Ruxolitinib (INCB018424) is a JAK1/2 inhibitor (IC50=3.3/2.8 nM) that is potent and selective. Rixolitinib exhibits antitumor activity and induces autophagy and apoptosis.

JAK1:3.3 nM (cell free), TYK2:19 nM (cell free), JAK2:2.8 nM (cell free)

METHODS: Ba/F3-EpoR-JAK2V617F cells were treated with Ruxolitinib (0-10 μM) for 48 h.
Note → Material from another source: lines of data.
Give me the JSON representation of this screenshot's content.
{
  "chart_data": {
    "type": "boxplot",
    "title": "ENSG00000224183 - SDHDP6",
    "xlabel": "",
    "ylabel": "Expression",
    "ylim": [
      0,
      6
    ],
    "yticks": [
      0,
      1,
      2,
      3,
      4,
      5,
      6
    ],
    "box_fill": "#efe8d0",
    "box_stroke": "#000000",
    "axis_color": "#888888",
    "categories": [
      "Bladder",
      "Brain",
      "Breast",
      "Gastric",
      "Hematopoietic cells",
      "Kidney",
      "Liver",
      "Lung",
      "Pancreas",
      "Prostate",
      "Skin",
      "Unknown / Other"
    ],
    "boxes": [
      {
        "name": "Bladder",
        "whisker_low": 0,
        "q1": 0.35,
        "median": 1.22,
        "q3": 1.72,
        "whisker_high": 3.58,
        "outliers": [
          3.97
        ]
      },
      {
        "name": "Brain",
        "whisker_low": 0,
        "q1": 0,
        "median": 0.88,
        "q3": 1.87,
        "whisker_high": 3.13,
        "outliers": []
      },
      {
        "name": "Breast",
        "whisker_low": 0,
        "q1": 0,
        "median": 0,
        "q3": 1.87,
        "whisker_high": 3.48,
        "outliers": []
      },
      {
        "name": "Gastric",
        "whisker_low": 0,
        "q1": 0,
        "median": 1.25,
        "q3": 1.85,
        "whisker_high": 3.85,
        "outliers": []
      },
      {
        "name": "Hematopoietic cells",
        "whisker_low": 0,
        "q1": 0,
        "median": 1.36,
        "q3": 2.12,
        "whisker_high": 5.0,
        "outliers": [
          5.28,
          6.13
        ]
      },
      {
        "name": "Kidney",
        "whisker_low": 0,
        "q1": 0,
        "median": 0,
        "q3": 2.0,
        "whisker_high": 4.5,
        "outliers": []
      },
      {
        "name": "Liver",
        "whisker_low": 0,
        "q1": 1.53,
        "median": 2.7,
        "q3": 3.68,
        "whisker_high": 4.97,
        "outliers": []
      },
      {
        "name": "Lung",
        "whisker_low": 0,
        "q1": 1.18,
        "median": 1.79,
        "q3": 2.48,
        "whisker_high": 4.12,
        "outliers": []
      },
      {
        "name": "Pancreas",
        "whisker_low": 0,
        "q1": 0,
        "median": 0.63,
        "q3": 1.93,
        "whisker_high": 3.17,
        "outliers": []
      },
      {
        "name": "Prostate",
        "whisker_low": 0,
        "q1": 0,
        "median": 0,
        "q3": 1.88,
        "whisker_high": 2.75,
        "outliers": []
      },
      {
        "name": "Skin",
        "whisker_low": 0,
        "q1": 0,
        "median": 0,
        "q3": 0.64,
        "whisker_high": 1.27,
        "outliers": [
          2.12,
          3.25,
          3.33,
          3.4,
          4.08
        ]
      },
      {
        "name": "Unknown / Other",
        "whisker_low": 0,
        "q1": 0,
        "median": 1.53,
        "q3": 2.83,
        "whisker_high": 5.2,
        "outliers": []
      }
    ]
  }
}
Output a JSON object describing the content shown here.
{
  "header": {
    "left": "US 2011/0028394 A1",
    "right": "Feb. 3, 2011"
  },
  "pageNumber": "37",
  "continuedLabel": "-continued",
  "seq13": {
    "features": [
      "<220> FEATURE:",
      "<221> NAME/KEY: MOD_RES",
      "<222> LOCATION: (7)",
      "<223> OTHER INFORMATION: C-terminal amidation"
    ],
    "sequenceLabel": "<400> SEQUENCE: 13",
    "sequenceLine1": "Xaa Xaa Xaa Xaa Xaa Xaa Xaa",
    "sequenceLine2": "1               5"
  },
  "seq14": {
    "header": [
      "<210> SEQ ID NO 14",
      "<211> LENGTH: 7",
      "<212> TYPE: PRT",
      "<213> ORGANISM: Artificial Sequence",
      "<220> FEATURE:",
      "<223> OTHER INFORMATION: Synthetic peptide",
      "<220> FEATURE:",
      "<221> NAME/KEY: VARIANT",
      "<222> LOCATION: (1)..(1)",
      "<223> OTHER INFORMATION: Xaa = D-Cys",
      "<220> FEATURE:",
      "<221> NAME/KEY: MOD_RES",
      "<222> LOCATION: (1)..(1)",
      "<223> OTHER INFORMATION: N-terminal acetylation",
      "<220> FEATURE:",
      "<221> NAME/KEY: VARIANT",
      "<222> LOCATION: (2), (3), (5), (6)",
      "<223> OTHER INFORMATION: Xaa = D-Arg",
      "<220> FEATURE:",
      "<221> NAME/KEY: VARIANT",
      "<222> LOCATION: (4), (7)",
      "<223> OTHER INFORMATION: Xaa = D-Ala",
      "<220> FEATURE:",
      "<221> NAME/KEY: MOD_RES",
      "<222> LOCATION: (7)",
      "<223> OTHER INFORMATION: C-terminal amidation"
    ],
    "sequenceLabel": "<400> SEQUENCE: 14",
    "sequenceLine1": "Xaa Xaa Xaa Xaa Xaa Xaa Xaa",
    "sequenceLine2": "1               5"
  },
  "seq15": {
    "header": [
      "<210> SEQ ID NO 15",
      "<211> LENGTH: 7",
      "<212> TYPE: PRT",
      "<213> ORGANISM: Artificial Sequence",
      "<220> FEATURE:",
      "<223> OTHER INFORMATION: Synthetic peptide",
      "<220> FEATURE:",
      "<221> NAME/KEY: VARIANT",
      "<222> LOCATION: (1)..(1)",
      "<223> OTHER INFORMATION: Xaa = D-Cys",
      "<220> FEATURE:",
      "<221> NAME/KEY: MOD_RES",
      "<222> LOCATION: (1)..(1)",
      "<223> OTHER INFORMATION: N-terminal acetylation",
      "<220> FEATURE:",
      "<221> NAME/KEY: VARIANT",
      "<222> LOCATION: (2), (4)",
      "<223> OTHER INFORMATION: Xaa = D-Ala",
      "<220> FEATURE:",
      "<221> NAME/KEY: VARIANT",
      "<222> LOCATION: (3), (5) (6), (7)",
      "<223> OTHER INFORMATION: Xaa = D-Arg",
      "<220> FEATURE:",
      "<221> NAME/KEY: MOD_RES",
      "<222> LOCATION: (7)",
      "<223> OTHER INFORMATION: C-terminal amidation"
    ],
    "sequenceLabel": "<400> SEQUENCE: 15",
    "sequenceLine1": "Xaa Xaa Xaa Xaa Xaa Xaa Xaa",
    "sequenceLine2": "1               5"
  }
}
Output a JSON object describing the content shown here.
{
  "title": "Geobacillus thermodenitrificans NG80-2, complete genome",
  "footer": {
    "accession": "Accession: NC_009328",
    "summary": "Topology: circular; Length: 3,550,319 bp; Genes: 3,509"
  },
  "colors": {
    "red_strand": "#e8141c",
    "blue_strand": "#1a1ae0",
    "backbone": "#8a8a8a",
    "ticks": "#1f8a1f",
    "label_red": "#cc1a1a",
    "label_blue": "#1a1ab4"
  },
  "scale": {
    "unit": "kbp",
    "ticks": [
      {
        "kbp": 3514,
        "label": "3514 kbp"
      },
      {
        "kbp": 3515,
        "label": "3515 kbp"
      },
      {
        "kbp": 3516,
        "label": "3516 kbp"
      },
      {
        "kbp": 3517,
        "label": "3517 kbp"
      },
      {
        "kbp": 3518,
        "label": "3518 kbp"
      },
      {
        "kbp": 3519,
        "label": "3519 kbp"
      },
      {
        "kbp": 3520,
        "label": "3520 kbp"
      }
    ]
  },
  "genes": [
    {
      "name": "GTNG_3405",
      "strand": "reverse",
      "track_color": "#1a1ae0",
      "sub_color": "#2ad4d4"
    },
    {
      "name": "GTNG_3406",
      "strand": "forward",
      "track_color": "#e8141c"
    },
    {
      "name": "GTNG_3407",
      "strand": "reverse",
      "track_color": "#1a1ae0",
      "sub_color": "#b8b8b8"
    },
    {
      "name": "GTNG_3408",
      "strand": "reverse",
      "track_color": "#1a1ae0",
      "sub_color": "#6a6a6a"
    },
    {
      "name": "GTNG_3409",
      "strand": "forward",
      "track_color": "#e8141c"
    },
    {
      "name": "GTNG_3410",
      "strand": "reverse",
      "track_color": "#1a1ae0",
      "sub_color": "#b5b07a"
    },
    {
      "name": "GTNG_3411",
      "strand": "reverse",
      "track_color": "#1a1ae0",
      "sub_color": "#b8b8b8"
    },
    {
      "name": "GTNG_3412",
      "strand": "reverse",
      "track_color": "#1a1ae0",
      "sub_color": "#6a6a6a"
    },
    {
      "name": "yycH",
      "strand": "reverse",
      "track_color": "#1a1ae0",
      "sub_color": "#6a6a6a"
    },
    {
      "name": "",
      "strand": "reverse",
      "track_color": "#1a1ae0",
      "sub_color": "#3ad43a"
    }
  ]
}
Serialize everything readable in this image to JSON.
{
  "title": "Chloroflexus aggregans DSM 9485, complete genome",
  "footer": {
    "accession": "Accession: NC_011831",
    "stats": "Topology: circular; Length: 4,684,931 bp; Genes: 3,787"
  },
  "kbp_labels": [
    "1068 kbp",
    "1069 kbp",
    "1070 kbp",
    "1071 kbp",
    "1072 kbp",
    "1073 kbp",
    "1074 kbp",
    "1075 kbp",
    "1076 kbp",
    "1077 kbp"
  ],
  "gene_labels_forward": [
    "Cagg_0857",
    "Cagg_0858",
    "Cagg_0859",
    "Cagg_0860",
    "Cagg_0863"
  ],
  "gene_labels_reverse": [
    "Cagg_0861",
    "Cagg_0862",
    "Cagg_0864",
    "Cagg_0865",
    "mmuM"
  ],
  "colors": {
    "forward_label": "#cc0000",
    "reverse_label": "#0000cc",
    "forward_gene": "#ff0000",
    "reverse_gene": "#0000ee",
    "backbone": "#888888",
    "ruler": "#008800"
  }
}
Cell viability was measured using Cell-Titer Glo.
RESULTS: Ruxolitinib dose-dependently decreased cell viability with an IC50 of 126 nM.[1]
METHODS: Hodgkin's lymphoma cells HDLM-2 were treated with Ruxolitinib (10-100 nM) for 24 h, and the expression levels of target proteins were detected by Western Blot.
RESULTS: Ruxolitinib significantly inhibited the downstream activities of p-STAT3 and p-STAT5 in a dose-dependent manner, while total STAT3 and STAT5 levels remained unchanged. [2]

METHODS: To assay antitumor activity in vivo, Ruxolitinib (3-30 mg/kg, 5% dimethyl acetamide, 0.5% methocellulose) was administered by gavage to BALB/c mice harboring the tumor Ba/F3-JAK2V617F twice daily for three weeks.
RESULTS: Ruxolitinib significantly reduced splenomegaly and circulating levels of inflammatory cytokines and preferentially eliminated tumor cells, resulting in significantly prolonged survival without myelosuppressive or immunosuppressive effects. [1]
METHODS: To assay antitumor activity in vivo, Ruxolitinib (150 mg/kg) was orally administered to BALB/c nude mice bearing the human colorectal tumor LS411N every two days for two weeks.
RESULTS: Oral administration of Ruxolitinib significantly inhibited the growth of human colorectal tumors in vivo without causing hepatotoxicity. [3]

The kinase domains of human JAK1 (837-1142), JAK2 (828-1132), JAK3 (781-1124), and Tyk2 (873-1187) were cloned by PCR with N-terminal epitope tags. Recombinant proteins were expressed using Sf21 cells and baculovirus vectors and purified with affinity chromatography. JAK kinase assays used a homogeneous time-resolved fluorescence assay with the peptide substrate (-EQEDEPEGDYFEWLE). Each enzyme reaction was carried out with test compound or control, JAK enzyme, 500nM peptide, adenosine triphosphate (ATP; 1mM), and 2.0% dimethyl sulfoxide (DMSO) for 1 hour. The 50% inhibitory concentration (IC50) was calculated as the compound concentration required for inhibition of 50% of the fluorescent signal. Biochemical assays for CHK2 and c-MET enzymes were performed using standard conditions (Michaelis constant [Km] ATP) with recombinantly expressed catalytic domains from each protein and synthetic peptide substrates. An additional panel of kinase assays (Abl, Akt1, AurA, AurB, CDC2, CDK2, CDK4, CHK2, c-kit, c-Met, EGFR, EphB4, ERK1, ERK2, FLT-1, HER2, IGF1R, IKKα, IKKβ, JAK2, JAK3, JNK1, Lck, MEK1, p38α, p70S6K, PKA, PKCα, Src, and ZAP70) was performed using standard conditions using 200nM INCB018424. Significant inhibition was defined as more than or equal to 30% (average of duplicate assays) compared with control values [1].

Cells were seeded at 2000/well of white bottom 96-well plates, treated with compounds from DMSO stocks (0.2% final DMSO concentration), and incubated for 48 hours at 37°C with 5% CO2. Viability was measured by cellular ATP determination using the Cell-Titer Glo luciferase reagent or viable cell counting. Values were transformed to percent inhibition relative to vehicle control, and IC50 curves were fitted according to nonlinear regression analysis of the data using PRISM GraphPad [1].

All of the procedures were conducted in accordance with the US Public Health Service Policy on Humane Care and Use of Laboratory Animals. Mice were fed standard rodent chow and provided with water ad libitum. Ba/F3-JAK2V617F cells (10^5 per mouse) were inoculated intravenously into 6- to 8-week-old female BALB/c mice. Survival was monitored daily, and moribund mice were humanely killed and considered deceased at time of death. Treatment with vehicle (5% dimethylacetamide, 0.5% methocellulose) or INCB018424 began within 24 hours of cell inoculation, twice daily by oral gavage. Hematologic parameters were measured using a Bayer Advia120 analyzed, and statistical significance was determined using Dunnett testing [1].